Forget the complexities of the great vowel shift of the Middle Ages, which dramatically changed the way we speak. New research suggests language began to evolve much earlier, about 25 million years ago. As a result, scientists have discovered that baboons make five distinct vowel sounds.

Analysis of their grunts, barks, wahoos, yaks and copulation calls found they were capable of human-sounding vocalisations.

Writing in the journal Plos One, Dr Louis-Jean Boë and colleagues said: “It has long been generally considered that human speech requires a low larynx, and that the high larynx of non-human primates should preclude their producing the vowel systems universally found in human language.”

Their research appears to confound this, and

Dr Boë, of Grenoble Alpes University, France, argued this had significant implications for the beginnings of the languages spoken by people today.

Previously it was thought that the spoken word originated some time within the last 70,000 to 100,000 years. However the researchers now think “spoken languages evolved from ancient articulatory skills already present in our last common ancestor with Cercopithecoidea, about 25 million years ago”.

This is ground-breaking work. But anyone who has worked behind a bar will have long suspected our simian linguistic links. Come last orders, there are often more than a few talking baboons.

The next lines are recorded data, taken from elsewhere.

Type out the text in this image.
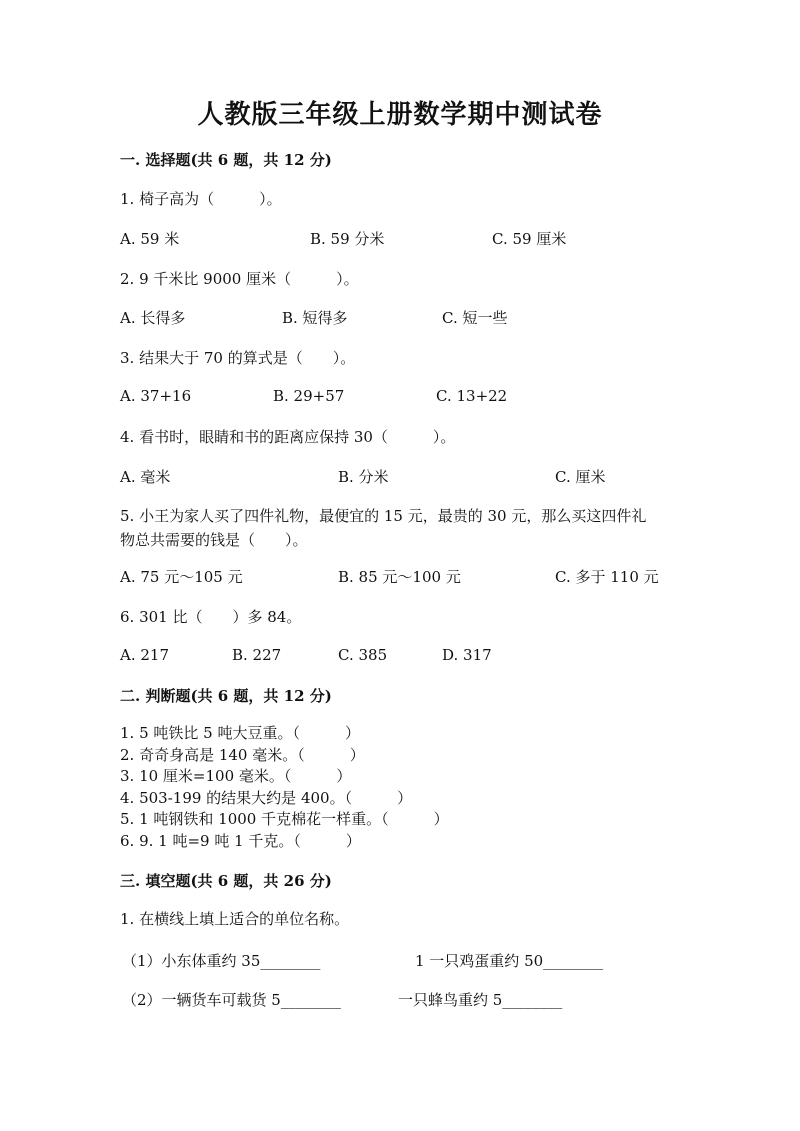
人教版三年级上册数学期中测试卷
一. 选择题(共 6 题，共 12 分)
1. 椅子高为（　　　）。
A. 59 米	B. 59 分米	C. 59 厘米
2. 9 千米比 9000 厘米（　　　）。
A. 长得多	B. 短得多	C. 短一些
3. 结果大于 70 的算式是（　　）。
A. 37+16	B. 29+57	C. 13+22
4. 看书时，眼睛和书的距离应保持 30（　　　）。
A. 毫米	B. 分米	C. 厘米
5. 小王为家人买了四件礼物，最便宜的 15 元，最贵的 30 元，那么买这四件礼物总共需要的钱是（　　）。
A. 75 元～105 元	B. 85 元～100 元	C. 多于 110 元
6. 301 比（　　）多 84。
A. 217	B. 227	C. 385	D. 317
二. 判断题(共 6 题，共 12 分)
1. 5 吨铁比 5 吨大豆重。（　　　）
2. 奇奇身高是 140 毫米。（　　　）
3. 10 厘米=100 毫米。（　　　）
4. 503-199 的结果大约是 400。（　　　）
5. 1 吨钢铁和 1000 千克棉花一样重。（　　　）
6. 9. 1 吨=9 吨 1 千克。（　　　）
三. 填空题(共 6 题，共 26 分)
1. 在横线上填上适合的单位名称。
（1）小东体重约 35________	1 一只鸡蛋重约 50________
（2）一辆货车可载货 5________	一只蜂鸟重约 5________
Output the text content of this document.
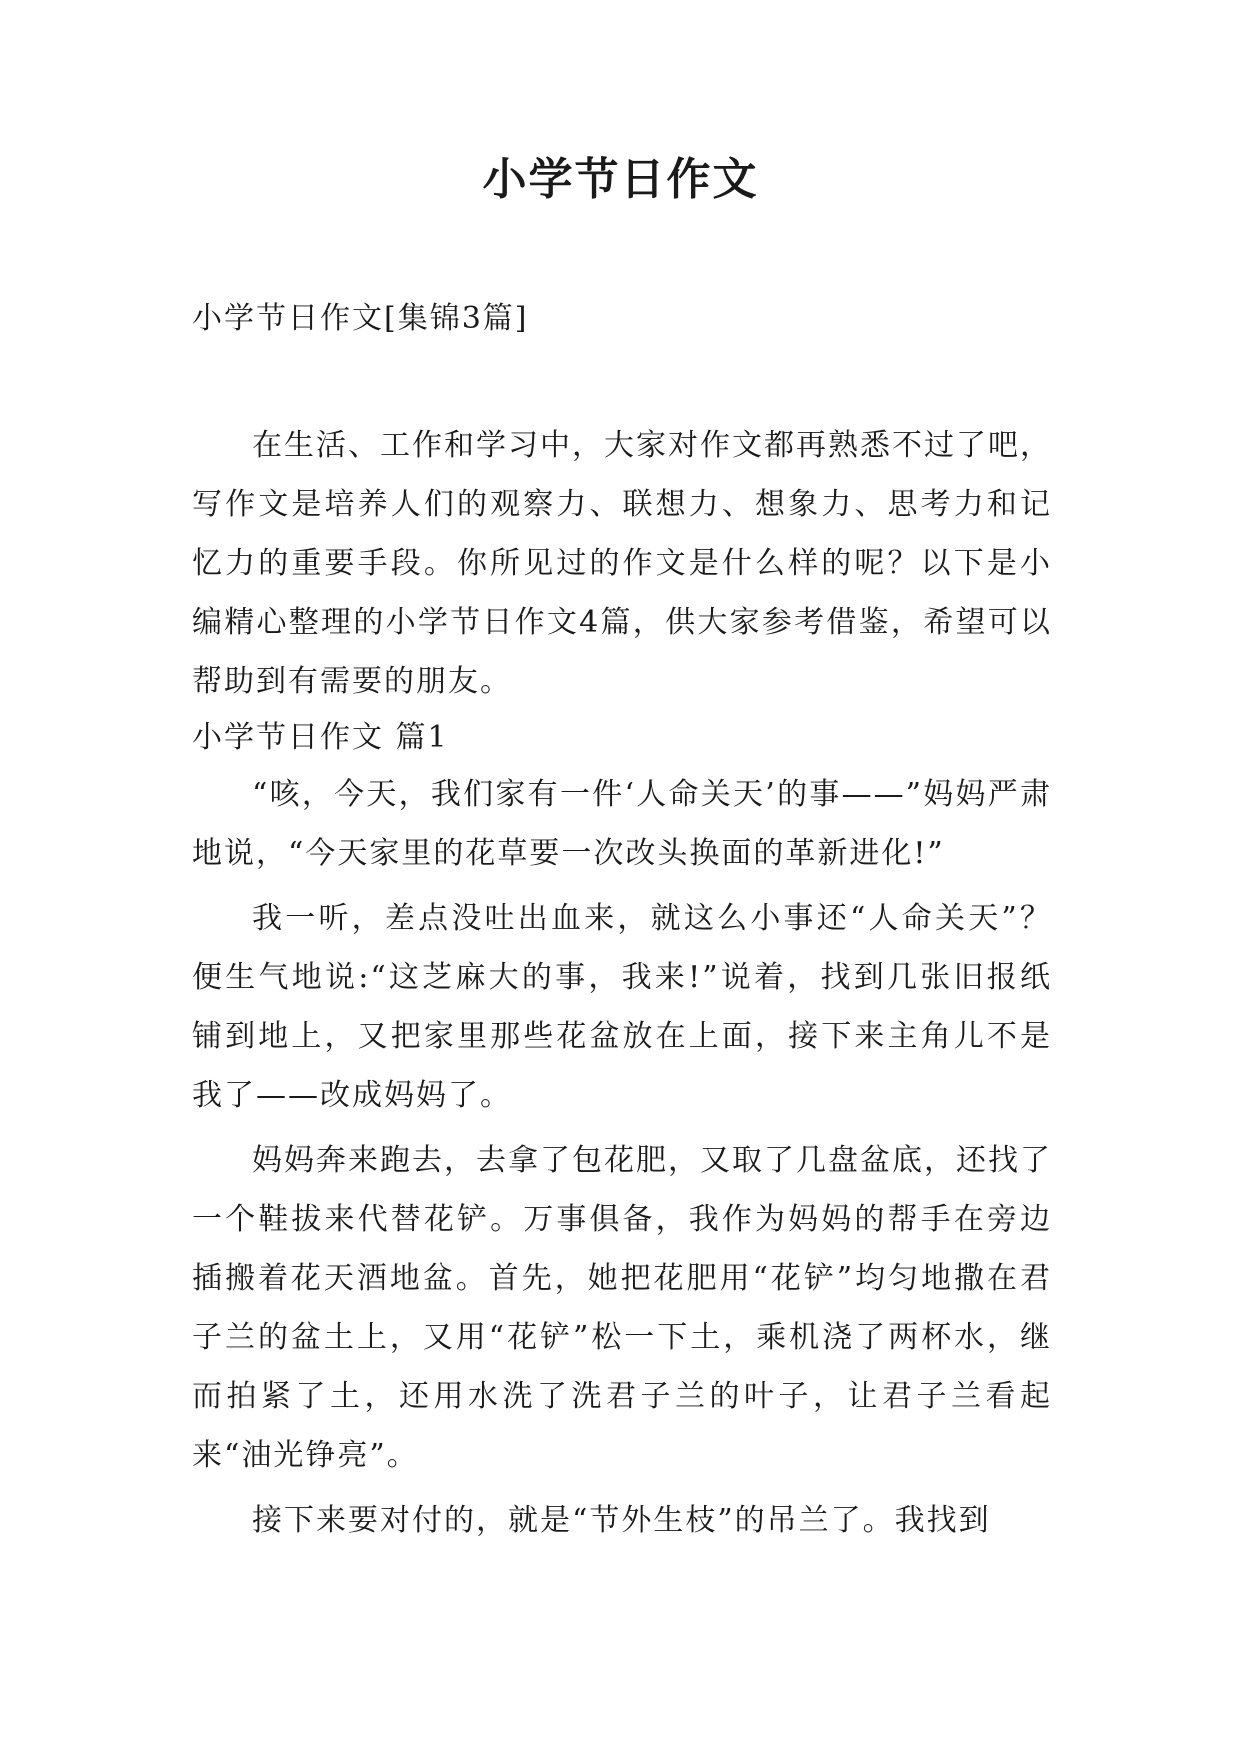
小学节日作文

小学节日作文[集锦3篇]

在生活、工作和学习中，大家对作文都再熟悉不过了吧，写作文是培养人们的观察力、联想力、想象力、思考力和记忆力的重要手段。你所见过的作文是什么样的呢？以下是小编精心整理的小学节日作文4篇，供大家参考借鉴，希望可以帮助到有需要的朋友。

小学节日作文 篇1

“咳，今天，我们家有一件‘人命关天’的事——”妈妈严肃地说，“今天家里的花草要一次改头换面的革新进化!”

我一听，差点没吐出血来，就这么小事还“人命关天”？便生气地说:“这芝麻大的事，我来!”说着，找到几张旧报纸铺到地上，又把家里那些花盆放在上面，接下来主角儿不是我了——改成妈妈了。

妈妈奔来跑去，去拿了包花肥，又取了几盘盆底，还找了一个鞋拔来代替花铲。万事俱备，我作为妈妈的帮手在旁边插搬着花天酒地盆。首先，她把花肥用“花铲”均匀地撒在君子兰的盆土上，又用“花铲”松一下土，乘机浇了两杯水，继而拍紧了土，还用水洗了洗君子兰的叶子，让君子兰看起来“油光铮亮”。

接下来要对付的，就是“节外生枝”的吊兰了。我找到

It’s been a bad week for ... bowels

Have you got wind of #DoesItFart? It’s breaking news on science Twitter.

Academics have developed a spreadsheet to answer the all-important question: which animals pass wind and which don't?

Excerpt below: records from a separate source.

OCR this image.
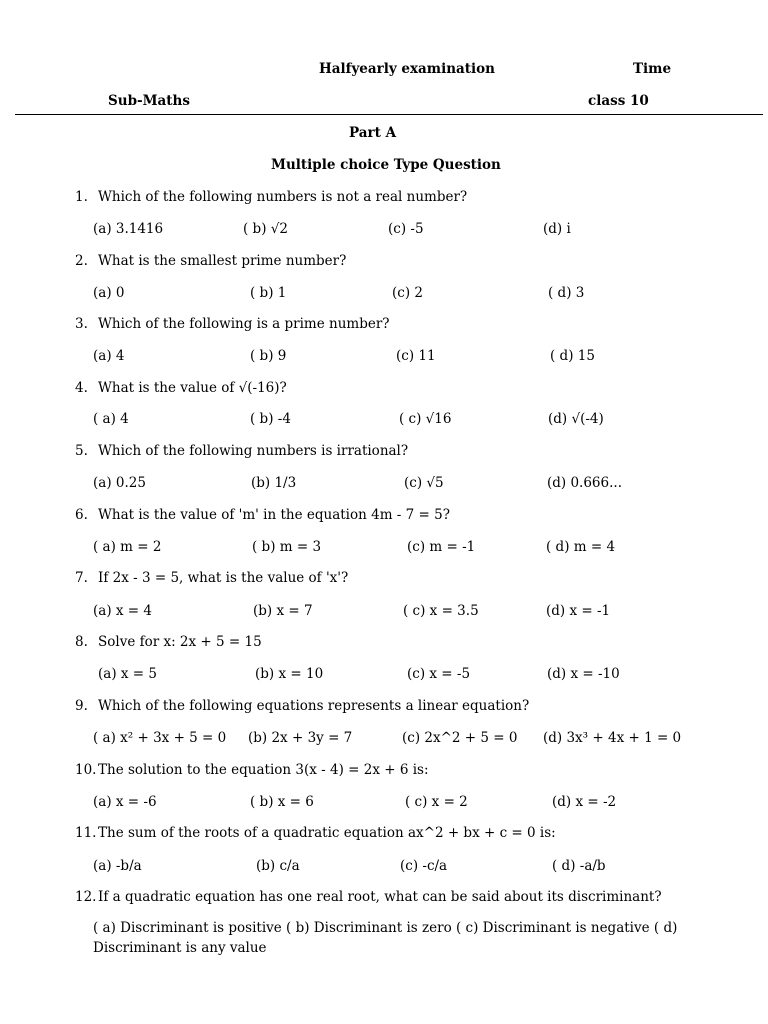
Halfyearly examination	Time
Sub-Maths	class 10
Part A
Multiple choice Type Question
1. Which of the following numbers is not a real number?
(a) 3.1416	( b) √2	(c) -5	(d) i
2. What is the smallest prime number?
(a) 0	( b) 1	(c) 2	( d) 3
3. Which of the following is a prime number?
(a) 4	( b) 9	(c) 11	( d) 15
4. What is the value of √(-16)?
( a) 4	( b) -4	( c) √16	(d) √(-4)
5. Which of the following numbers is irrational?
(a) 0.25	(b) 1/3	(c) √5	(d) 0.666...
6. What is the value of 'm' in the equation 4m - 7 = 5?
( a) m = 2	( b) m = 3	(c) m = -1	( d) m = 4
7. If 2x - 3 = 5, what is the value of 'x'?
(a) x = 4	(b) x = 7	( c) x = 3.5	(d) x = -1
8. Solve for x: 2x + 5 = 15
(a) x = 5	(b) x = 10	(c) x = -5	(d) x = -10
9. Which of the following equations represents a linear equation?
( a) x² + 3x + 5 = 0 (b) 2x + 3y = 7	(c) 2x^2 + 5 = 0 (d) 3x³ + 4x + 1 = 0
10. The solution to the equation 3(x - 4) = 2x + 6 is:
(a) x = -6	( b) x = 6	( c) x = 2	(d) x = -2
11. The sum of the roots of a quadratic equation ax^2 + bx + c = 0 is:
(a) -b/a	(b) c/a	(c) -c/a	( d) -a/b
12. If a quadratic equation has one real root, what can be said about its discriminant?
( a) Discriminant is positive ( b) Discriminant is zero ( c) Discriminant is negative ( d)
Discriminant is any value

The unusual project came about after UCL researcher Dani Rabaiotti posted a tweet asking whether snakes break wind, having been asked by a relative.

She directed the question at expert David Steen, assistant research professor at Auburn University, who confirmed that snakes do indeed.

A spreadsheet has now been created to answer the same question for more than 70 animals.

Orangutans do it “often and with no shame”; giraffes “at face height of the average man”; dogs “often take the blame from nearby hominid”.

Speaking about the project, Rabaiotti said: “There are people who say that it might be a bit silly, but it has got a few conversations going about different animals.”

Who said academics are full of hot air?